Now add this with sbdccommunicationhelper and sbdcmounthelper, we have a fun trio of potentially vulnerable services.

Possible solutions

Thanks to some amazing posts by Wojciech Reguła, Csaba Fitzl, Erik Berglund and Christian from Objective Development, we have some great resources to understand both the severity and solutions to ShareBrowser’s issues:

The simplest answer without going too deep is to ensure there’s proper code signature verification on processes wanting to attach. This means comparing the calling binary to a trusted certificate like a notarized binary with the developer’s Team ID.

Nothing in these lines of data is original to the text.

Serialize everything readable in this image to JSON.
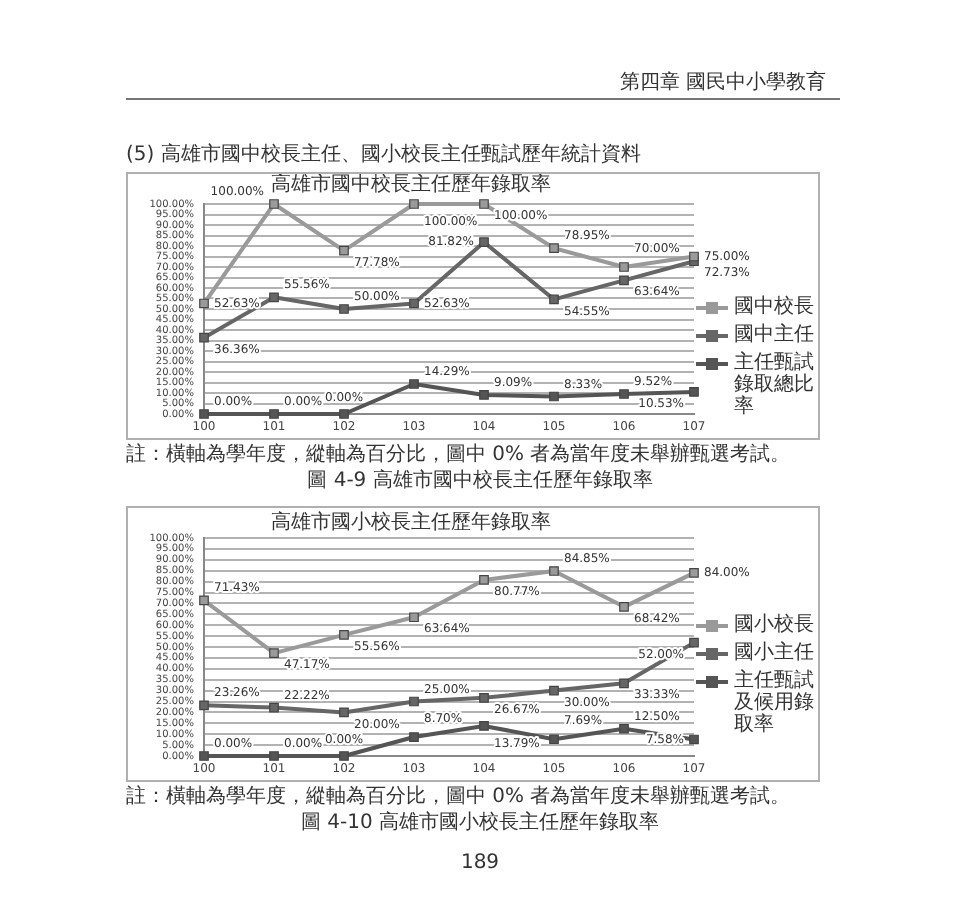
{
  "chart_data": [
    {
      "type": "line",
      "title": "高雄市國中校長主任歷年錄取率",
      "categories": [
        "100",
        "101",
        "102",
        "103",
        "104",
        "105",
        "106",
        "107"
      ],
      "series": [
        {
          "name": "國中校長",
          "color": "#9a9a9a",
          "values": [
            52.63,
            100,
            77.78,
            100,
            100,
            78.95,
            70.0,
            75.0
          ],
          "value_labels": [
            "52.63%",
            "100.00%",
            "77.78%",
            "100.00%",
            "100.00%",
            "78.95%",
            "70.00%",
            "75.00%"
          ]
        },
        {
          "name": "國中主任",
          "color": "#666666",
          "values": [
            36.36,
            55.56,
            50.0,
            52.63,
            81.82,
            54.55,
            63.64,
            72.73
          ],
          "value_labels": [
            "36.36%",
            "55.56%",
            "50.00%",
            "52.63%",
            "81.82%",
            "54.55%",
            "63.64%",
            "72.73%"
          ]
        },
        {
          "name": "主任甄試錄取總比率",
          "color": "#555555",
          "values": [
            0,
            0,
            0,
            14.29,
            9.09,
            8.33,
            9.52,
            10.53
          ],
          "value_labels": [
            "0.00%",
            "0.00%",
            "0.00%",
            "14.29%",
            "9.09%",
            "8.33%",
            "9.52%",
            "10.53%"
          ]
        }
      ],
      "ylim": [
        0,
        100
      ],
      "yticks": [
        {
          "value": 0,
          "label": "0.00%"
        },
        {
          "value": 5,
          "label": "5.00%"
        },
        {
          "value": 10,
          "label": "10.00%"
        },
        {
          "value": 15,
          "label": "15.00%"
        },
        {
          "value": 20,
          "label": "20.00%"
        },
        {
          "value": 25,
          "label": "25.00%"
        },
        {
          "value": 30,
          "label": "30.00%"
        },
        {
          "value": 35,
          "label": "35.00%"
        },
        {
          "value": 40,
          "label": "40.00%"
        },
        {
          "value": 45,
          "label": "45.00%"
        },
        {
          "value": 50,
          "label": "50.00%"
        },
        {
          "value": 55,
          "label": "55.00%"
        },
        {
          "value": 60,
          "label": "60.00%"
        },
        {
          "value": 65,
          "label": "65.00%"
        },
        {
          "value": 70,
          "label": "70.00%"
        },
        {
          "value": 75,
          "label": "75.00%"
        },
        {
          "value": 80,
          "label": "80.00%"
        },
        {
          "value": 85,
          "label": "85.00%"
        },
        {
          "value": 90,
          "label": "90.00%"
        },
        {
          "value": 95,
          "label": "95.00%"
        },
        {
          "value": 100,
          "label": "100.00%"
        }
      ],
      "grid": "y",
      "legend": "right",
      "marker": "square",
      "annotations": [
        "第四章 國民中小學教育",
        "(5) 高雄市國中校長主任、國小校長主任甄試歷年統計資料",
        "註：橫軸為學年度，縱軸為百分比，圖中 0% 者為當年度未舉辦甄選考試。",
        "圖 4-9 高雄市國中校長主任歷年錄取率"
      ]
    },
    {
      "type": "line",
      "title": "高雄市國小校長主任歷年錄取率",
      "categories": [
        "100",
        "101",
        "102",
        "103",
        "104",
        "105",
        "106",
        "107"
      ],
      "series": [
        {
          "name": "國小校長",
          "color": "#9a9a9a",
          "values": [
            71.43,
            47.17,
            55.56,
            63.64,
            80.77,
            84.85,
            68.42,
            84.0
          ],
          "value_labels": [
            "71.43%",
            "47.17%",
            "55.56%",
            "63.64%",
            "80.77%",
            "84.85%",
            "68.42%",
            "84.00%"
          ]
        },
        {
          "name": "國小主任",
          "color": "#666666",
          "values": [
            23.26,
            22.22,
            20.0,
            25.0,
            26.67,
            30.0,
            33.33,
            52.0
          ],
          "value_labels": [
            "23.26%",
            "22.22%",
            "20.00%",
            "25.00%",
            "26.67%",
            "30.00%",
            "33.33%",
            "52.00%"
          ]
        },
        {
          "name": "主任甄試及候用錄取率",
          "color": "#555555",
          "values": [
            0,
            0,
            0,
            8.7,
            13.79,
            7.69,
            12.5,
            7.58
          ],
          "value_labels": [
            "0.00%",
            "0.00%",
            "0.00%",
            "8.70%",
            "13.79%",
            "7.69%",
            "12.50%",
            "7.58%"
          ]
        }
      ],
      "ylim": [
        0,
        100
      ],
      "yticks": [
        {
          "value": 0,
          "label": "0.00%"
        },
        {
          "value": 5,
          "label": "5.00%"
        },
        {
          "value": 10,
          "label": "10.00%"
        },
        {
          "value": 15,
          "label": "15.00%"
        },
        {
          "value": 20,
          "label": "20.00%"
        },
        {
          "value": 25,
          "label": "25.00%"
        },
        {
          "value": 30,
          "label": "30.00%"
        },
        {
          "value": 35,
          "label": "35.00%"
        },
        {
          "value": 40,
          "label": "40.00%"
        },
        {
          "value": 45,
          "label": "45.00%"
        },
        {
          "value": 50,
          "label": "50.00%"
        },
        {
          "value": 55,
          "label": "55.00%"
        },
        {
          "value": 60,
          "label": "60.00%"
        },
        {
          "value": 65,
          "label": "65.00%"
        },
        {
          "value": 70,
          "label": "70.00%"
        },
        {
          "value": 75,
          "label": "75.00%"
        },
        {
          "value": 80,
          "label": "80.00%"
        },
        {
          "value": 85,
          "label": "85.00%"
        },
        {
          "value": 90,
          "label": "90.00%"
        },
        {
          "value": 95,
          "label": "95.00%"
        },
        {
          "value": 100,
          "label": "100.00%"
        }
      ],
      "grid": "y",
      "legend": "right",
      "marker": "square",
      "annotations": [
        "註：橫軸為學年度，縱軸為百分比，圖中 0% 者為當年度未舉辦甄選考試。",
        "圖 4-10 高雄市國小校長主任歷年錄取率",
        "189"
      ]
    }
  ]
}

If we take a peek at a good platform citizen, such as WhiteBox’ Packages, we see that they’ve implemented proper code signature checks that verify the authenticity of the application calling, and as such isn’t as easily abused:

Reporting process

Overall a bit annoying process as with most companies lacking a security team, mainly caused by poor communication. While not expecting a bug bounty, there was no compensation, notification of a public release or even crediting us for the vulnerability…

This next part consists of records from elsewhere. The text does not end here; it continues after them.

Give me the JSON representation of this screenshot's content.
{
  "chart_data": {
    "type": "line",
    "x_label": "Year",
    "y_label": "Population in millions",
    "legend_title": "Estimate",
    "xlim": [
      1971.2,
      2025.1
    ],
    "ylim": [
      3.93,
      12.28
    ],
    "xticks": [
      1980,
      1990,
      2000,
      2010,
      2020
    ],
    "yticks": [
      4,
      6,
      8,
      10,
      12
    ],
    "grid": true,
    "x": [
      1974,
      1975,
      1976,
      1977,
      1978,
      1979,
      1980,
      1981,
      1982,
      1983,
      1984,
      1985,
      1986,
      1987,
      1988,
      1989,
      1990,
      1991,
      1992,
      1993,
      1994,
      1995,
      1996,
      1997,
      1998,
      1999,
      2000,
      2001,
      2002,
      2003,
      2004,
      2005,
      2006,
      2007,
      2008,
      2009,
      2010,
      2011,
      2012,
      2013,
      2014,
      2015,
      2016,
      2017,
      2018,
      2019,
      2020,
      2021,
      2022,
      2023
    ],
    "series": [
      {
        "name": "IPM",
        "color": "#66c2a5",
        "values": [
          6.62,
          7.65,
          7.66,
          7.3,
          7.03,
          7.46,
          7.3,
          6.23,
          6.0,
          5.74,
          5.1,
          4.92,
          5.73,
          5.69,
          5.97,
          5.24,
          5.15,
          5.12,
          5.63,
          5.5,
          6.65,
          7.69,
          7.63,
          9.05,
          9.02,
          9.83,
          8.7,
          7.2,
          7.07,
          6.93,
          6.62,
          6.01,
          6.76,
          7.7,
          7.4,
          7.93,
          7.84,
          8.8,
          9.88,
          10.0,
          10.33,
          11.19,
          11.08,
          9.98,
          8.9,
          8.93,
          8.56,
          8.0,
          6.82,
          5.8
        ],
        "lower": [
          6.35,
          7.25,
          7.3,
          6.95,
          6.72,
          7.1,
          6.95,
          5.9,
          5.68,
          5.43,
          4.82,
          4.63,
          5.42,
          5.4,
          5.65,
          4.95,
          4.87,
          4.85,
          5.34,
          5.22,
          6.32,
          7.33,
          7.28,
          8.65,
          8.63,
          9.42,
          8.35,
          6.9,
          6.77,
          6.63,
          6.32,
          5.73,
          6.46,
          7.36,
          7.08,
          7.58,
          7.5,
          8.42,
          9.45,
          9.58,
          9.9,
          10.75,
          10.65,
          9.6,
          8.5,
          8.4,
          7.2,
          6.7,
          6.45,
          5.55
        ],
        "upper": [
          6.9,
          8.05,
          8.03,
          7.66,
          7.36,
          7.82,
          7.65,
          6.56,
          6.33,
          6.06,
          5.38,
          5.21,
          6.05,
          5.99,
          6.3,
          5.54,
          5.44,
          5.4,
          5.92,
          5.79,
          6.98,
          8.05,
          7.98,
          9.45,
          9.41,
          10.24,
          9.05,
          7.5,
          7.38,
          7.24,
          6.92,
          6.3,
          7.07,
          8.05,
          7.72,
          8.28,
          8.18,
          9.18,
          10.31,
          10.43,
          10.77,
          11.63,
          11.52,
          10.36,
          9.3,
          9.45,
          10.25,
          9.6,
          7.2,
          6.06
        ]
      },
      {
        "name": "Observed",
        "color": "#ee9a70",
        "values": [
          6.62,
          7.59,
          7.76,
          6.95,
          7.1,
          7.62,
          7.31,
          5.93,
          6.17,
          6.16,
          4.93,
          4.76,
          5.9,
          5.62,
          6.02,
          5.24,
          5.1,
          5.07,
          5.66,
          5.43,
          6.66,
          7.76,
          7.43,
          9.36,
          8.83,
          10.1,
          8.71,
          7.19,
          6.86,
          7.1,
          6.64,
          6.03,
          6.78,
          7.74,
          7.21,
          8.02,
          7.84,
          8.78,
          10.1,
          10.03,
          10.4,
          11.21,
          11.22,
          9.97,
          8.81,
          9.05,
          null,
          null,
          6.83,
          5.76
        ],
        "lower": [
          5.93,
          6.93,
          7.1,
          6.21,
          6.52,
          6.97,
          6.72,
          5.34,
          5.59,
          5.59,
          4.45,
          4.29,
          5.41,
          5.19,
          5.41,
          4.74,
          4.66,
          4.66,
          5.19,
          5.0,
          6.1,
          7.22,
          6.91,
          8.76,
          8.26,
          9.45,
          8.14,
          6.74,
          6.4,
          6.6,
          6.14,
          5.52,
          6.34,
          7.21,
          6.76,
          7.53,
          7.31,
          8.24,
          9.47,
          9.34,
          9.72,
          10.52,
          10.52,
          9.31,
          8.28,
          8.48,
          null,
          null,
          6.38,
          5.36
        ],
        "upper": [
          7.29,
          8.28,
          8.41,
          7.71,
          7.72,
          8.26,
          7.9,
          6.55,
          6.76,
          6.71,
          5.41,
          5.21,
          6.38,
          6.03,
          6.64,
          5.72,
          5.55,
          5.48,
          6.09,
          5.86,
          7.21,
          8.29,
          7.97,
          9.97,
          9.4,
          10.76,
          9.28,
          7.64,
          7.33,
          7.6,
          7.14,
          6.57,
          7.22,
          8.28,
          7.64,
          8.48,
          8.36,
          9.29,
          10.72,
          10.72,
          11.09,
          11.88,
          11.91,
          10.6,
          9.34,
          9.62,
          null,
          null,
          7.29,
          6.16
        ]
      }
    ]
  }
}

Though overall the main issue we faced was that after reporting the issue, we didn’t get a proper team to respond until after we threatened to publicize the vulnerability and have a CVE ID associated.

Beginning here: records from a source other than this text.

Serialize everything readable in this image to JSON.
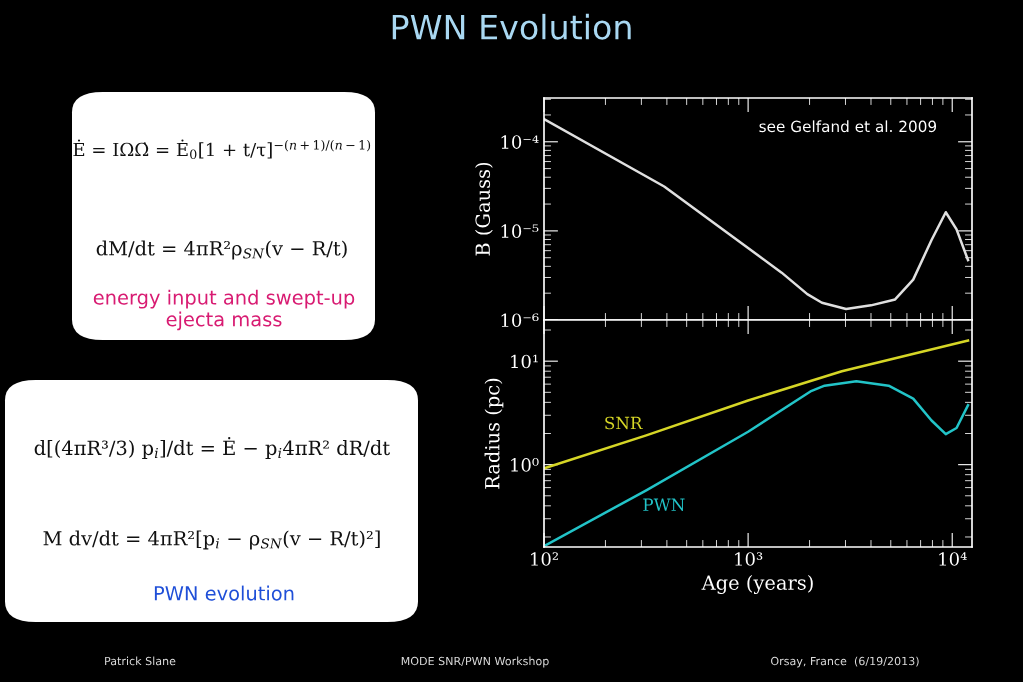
{
  "chart_data": [
    {
      "type": "other",
      "title": "PWN Evolution",
      "annotations": [
        "Ė = IΩΩ̇ = Ė$_{0}$[1 + t/τ]$^{−(n+1)/(n−1)}$",
        "dM/dt = 4πR²ρ$_{SN}$(v − R/t)",
        "energy input and swept-up\nejecta mass",
        "d[(4πR³/3) p$_{i}$]/dt = Ė − p$_{i}$4πR² dR/dt",
        "M dv/dt = 4πR²[p$_{i}$ − ρ$_{SN}$(v − R/t)²]",
        "PWN evolution",
        "Patrick Slane",
        "MODE SNR/PWN Workshop",
        "Orsay, France  (6/19/2013)"
      ]
    },
    {
      "type": "line",
      "ylabel": "B (Gauss)",
      "log": "xy",
      "grid": false,
      "legend": false,
      "marker": "none",
      "line_style": "solid",
      "tick_labels": "y",
      "xlim": [
        100,
        12500
      ],
      "xticks": [
        {
          "value": 100,
          "label": null
        },
        {
          "value": 1000,
          "label": null
        },
        {
          "value": 10000,
          "label": null
        }
      ],
      "ylim": [
        1e-06,
        0.00031
      ],
      "yticks": [
        {
          "value": 1e-06,
          "label": "10⁻⁶"
        },
        {
          "value": 1e-05,
          "label": "10⁻⁵"
        },
        {
          "value": 0.0001,
          "label": "10⁻⁴"
        }
      ],
      "annotations": [
        "see Gelfand et al. 2009"
      ],
      "series": [
        {
          "color": "#e0e0e0",
          "x": [
            100,
            388,
            1460,
            1950,
            2300,
            3020,
            4000,
            5250,
            6440,
            7920,
            9300,
            10500,
            11950
          ],
          "values": [
            0.00018,
            3.15e-05,
            3.4e-06,
            1.95e-06,
            1.56e-06,
            1.33e-06,
            1.46e-06,
            1.7e-06,
            2.84e-06,
            7.9e-06,
            1.62e-05,
            1.04e-05,
            4.7e-06
          ]
        }
      ]
    },
    {
      "type": "line",
      "xlabel": "Age (years)",
      "ylabel": "Radius (pc)",
      "log": "xy",
      "grid": false,
      "legend": false,
      "marker": "none",
      "line_style": "solid",
      "xlim": [
        100,
        12500
      ],
      "xticks": [
        {
          "value": 100,
          "label": "10²"
        },
        {
          "value": 1000,
          "label": "10³"
        },
        {
          "value": 10000,
          "label": "10⁴"
        }
      ],
      "ylim": [
        0.16,
        25
      ],
      "yticks": [
        {
          "value": 1,
          "label": "10⁰"
        },
        {
          "value": 10,
          "label": "10¹"
        }
      ],
      "series": [
        {
          "name": "SNR",
          "color": "#d6d626",
          "x": [
            100,
            317,
            1000,
            2880,
            11950
          ],
          "values": [
            0.92,
            1.92,
            4.17,
            8.0,
            15.8
          ]
        },
        {
          "name": "PWN",
          "color": "#22c4c8",
          "x": [
            100,
            317,
            1000,
            2020,
            2370,
            3390,
            4880,
            6440,
            7920,
            9300,
            10500,
            11950
          ],
          "values": [
            0.163,
            0.565,
            2.08,
            5.1,
            5.8,
            6.4,
            5.8,
            4.35,
            2.67,
            1.97,
            2.26,
            3.75
          ]
        }
      ]
    }
  ]
}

Remember kids, threatening to run to the press doesn’t just work on Apple ;p

Sender Topic Date
RIPEDA Vulnerability Discovered September 14th, 2023
RIPEDA Vulnerability Reported to Client September 19th, 2023
RIPEDA Vulnerability Reported to Studio Network Solutions September 19th, 2023
SNS SNS Support’s Automated Reply September 19th, 2023
SNS SNS Support’s Employee Reply September 21st, 2023
RIPEDA Response Back, asking for the existence of a security team September 21st, 2023
RIPEDA Escalation, warning of publication September 24th, 2023
RIPEDA Request for CVE ID from MITRE September 24th, 2023
MITRE Assigned CVE ID (CVE-2023-44077) September 26th, 2023
SNS Replied back, reporting XPCs will be optional September 27th, 2023
RIPEDA Requested confirmation that XPCs will be patched September 27th, 2023
SNS Confirming XPC patch and providing sample build October 4th, 2023
RIPEDA Request for update on release December 5th, 2023
SNS Replying saying they’re slowly rolling out of v7 to clients December 7th, 2023
SNS Releasing ShareBrowser v7.0 (without notifying us…) January 3rd, 2024
MITRE CVE Published January 17th, 2024

Verifying the updated bundles

Studio Network Solutions’ interim solution to this vulnerability was to strip all XPC services and have us deploy it to all machines we manage. Finally, after several months, we were able to grab an official copy to verify the fix.

Examining ShareBrowser v7.0.0.12 (archive.org mirror), we see they’ve stripped all but 1 launch service: com.sns.sbdcmounthelper.plist

This service, as with before, points to /Library/EVO ShareBrowser/sbdcmounthelper. When we examine this daemon again, we see signature verification! Specifically ShareBrowser is verifying against their Team ID, 76PTYDYVW4 🎉


Overall I’m fairly happy this vulnerability was patched however I would advise Studio Network Solution customers to be cautious when handling sensitive information through SNS products. As there doesn’t seem to be a security team, you should keep in mind that future vulnerabilities may not be handled with the most care.

Otherwise this was a really great learning opportunity for me. Since this initial discovery, RIPEDA has implemented Project Zero’s 90+30 disclosure policy to avoid issues with delayed vendor rollouts in the future. And big thanks to Devin Byrd (Wanderingbug), Csaba Fitzl (theevilbit), and others on the macOSsec slack for their help answering my questions!

And for everyone else developing XPC services, make sure you properly validate who’s connecting!